If you have been planning and investing for retirement, you may have found that is was easier to know how and when to invest your capital than it is to know how and when to withdrawal it. If you are approaching retirement age you may be asking yourself at age 65 what should I do with my 401k?
Fortunately, at 65 years of age you have the best of both worlds available to you. On the one hand you are old enough to be eligible for penalty free withdrawals of your funds. On the other hand, you are also young enough to not have to take the minimum distributions required after you reach the age of 70½.
By not being required to take minimum distributions, you have the option to continue growing your 401k where it is, or rolling it over into a traditional or Roth IRA. Online brokerages such as ETrade and Zecco make it easy and affordable to roll your 401k over into a new retirement account.
At Age 65 What Should I Do With My 401k To Avoid Penalties?
If you are retiring and would like to begin taking distributions from your 401k account, your withdrawals on contributions and gains will be taxed as ordinary income. Provided you are no longer employed, you are permitted to cash out your 401k or begin receiving distribution payments.
You may also choose to leave your funds in your former employer’s 401k plan until you are required to take distributions at 70½ years old. Another popular option for people who are wondering, “at 65 what should I do with my 401k?” is to rollover their 401k plans to an IRA if they do not expect to need the funds for at least five more years.
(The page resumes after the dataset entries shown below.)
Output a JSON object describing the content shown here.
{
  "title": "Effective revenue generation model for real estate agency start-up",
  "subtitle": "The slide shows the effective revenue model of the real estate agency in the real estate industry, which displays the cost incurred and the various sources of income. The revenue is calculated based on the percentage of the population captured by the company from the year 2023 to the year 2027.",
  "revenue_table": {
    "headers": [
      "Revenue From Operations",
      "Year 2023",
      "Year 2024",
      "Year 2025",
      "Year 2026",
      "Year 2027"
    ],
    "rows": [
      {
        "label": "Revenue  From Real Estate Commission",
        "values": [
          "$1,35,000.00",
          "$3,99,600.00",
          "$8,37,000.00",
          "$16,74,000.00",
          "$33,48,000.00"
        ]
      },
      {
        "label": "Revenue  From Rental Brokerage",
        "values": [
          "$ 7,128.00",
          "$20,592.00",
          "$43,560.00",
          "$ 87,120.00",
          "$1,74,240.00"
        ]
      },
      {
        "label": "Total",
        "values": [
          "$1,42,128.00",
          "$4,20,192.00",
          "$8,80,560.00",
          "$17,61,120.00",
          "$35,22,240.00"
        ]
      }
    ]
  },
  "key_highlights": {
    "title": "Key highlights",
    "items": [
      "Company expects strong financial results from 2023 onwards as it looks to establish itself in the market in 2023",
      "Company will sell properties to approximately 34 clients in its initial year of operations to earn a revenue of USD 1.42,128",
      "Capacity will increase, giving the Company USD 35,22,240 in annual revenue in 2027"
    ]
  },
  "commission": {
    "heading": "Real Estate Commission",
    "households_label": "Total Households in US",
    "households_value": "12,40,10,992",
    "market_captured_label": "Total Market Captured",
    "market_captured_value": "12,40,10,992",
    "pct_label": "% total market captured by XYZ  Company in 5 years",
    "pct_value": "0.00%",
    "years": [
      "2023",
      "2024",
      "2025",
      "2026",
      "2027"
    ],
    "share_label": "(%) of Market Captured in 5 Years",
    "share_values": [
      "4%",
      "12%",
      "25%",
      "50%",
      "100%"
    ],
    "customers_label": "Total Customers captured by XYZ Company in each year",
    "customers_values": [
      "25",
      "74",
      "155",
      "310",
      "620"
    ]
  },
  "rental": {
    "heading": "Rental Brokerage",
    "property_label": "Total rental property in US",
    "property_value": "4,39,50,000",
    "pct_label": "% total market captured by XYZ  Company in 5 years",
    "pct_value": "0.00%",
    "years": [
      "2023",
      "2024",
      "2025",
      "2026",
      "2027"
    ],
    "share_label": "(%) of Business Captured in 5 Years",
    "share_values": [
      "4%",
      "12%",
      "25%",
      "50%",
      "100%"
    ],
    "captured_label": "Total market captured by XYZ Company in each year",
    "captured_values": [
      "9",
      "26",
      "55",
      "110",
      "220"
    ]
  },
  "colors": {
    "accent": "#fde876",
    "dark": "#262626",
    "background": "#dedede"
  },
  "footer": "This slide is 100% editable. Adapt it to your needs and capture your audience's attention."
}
If your current plan offers limited or substandard choices for investments you may want to opt for the rollover, in spite of the ease and attractiveness of leaving your money in your old 401k plan. By rolling over your 401k account into an IRA set up online at a top brokerage such as ETrade, you can invest your funds in a broad variety of securities and asset classes.
Benefits Of A 401k To IRA Rollover
At 65 what should I do with my 401k? By rolling your 401k account over to a traditional or Roth IRA you are giving yourself the opportunity to continue growing your funds tax-deferred, with more control over how and when you invest, as well as more freedom as to when you receive distributions.
Consolidating multiple plans from multiple other employers also can help your accounts become easier to manage, and may also help you qualify for sales charge discounts or break points in mutual funds. In the event that you pass away, your beneficiaries can spread distributions out over several years.
Unlike funds held in a 401k, IRA funds are not protected from bankruptcy or creditors. It is also important to keep in mind that all rollovers should be done directly in order to avoid costly fees and penalties that could result from mistakes and missed deadlines.
The IRS requires your employer to withhold 20% for income taxes on all funds withdrawn from your 401k account that are not deposited into another qualified retirement plan within the outlined 60 day time frame.
The key to maximizing your retirement savings is to develop a plan for continued capital growth, as well as your plan for receiving distributions and stick to it. Consult with a financial professional, such as the retirement specialists at ETrade to assist you in developing a plan that is right for you.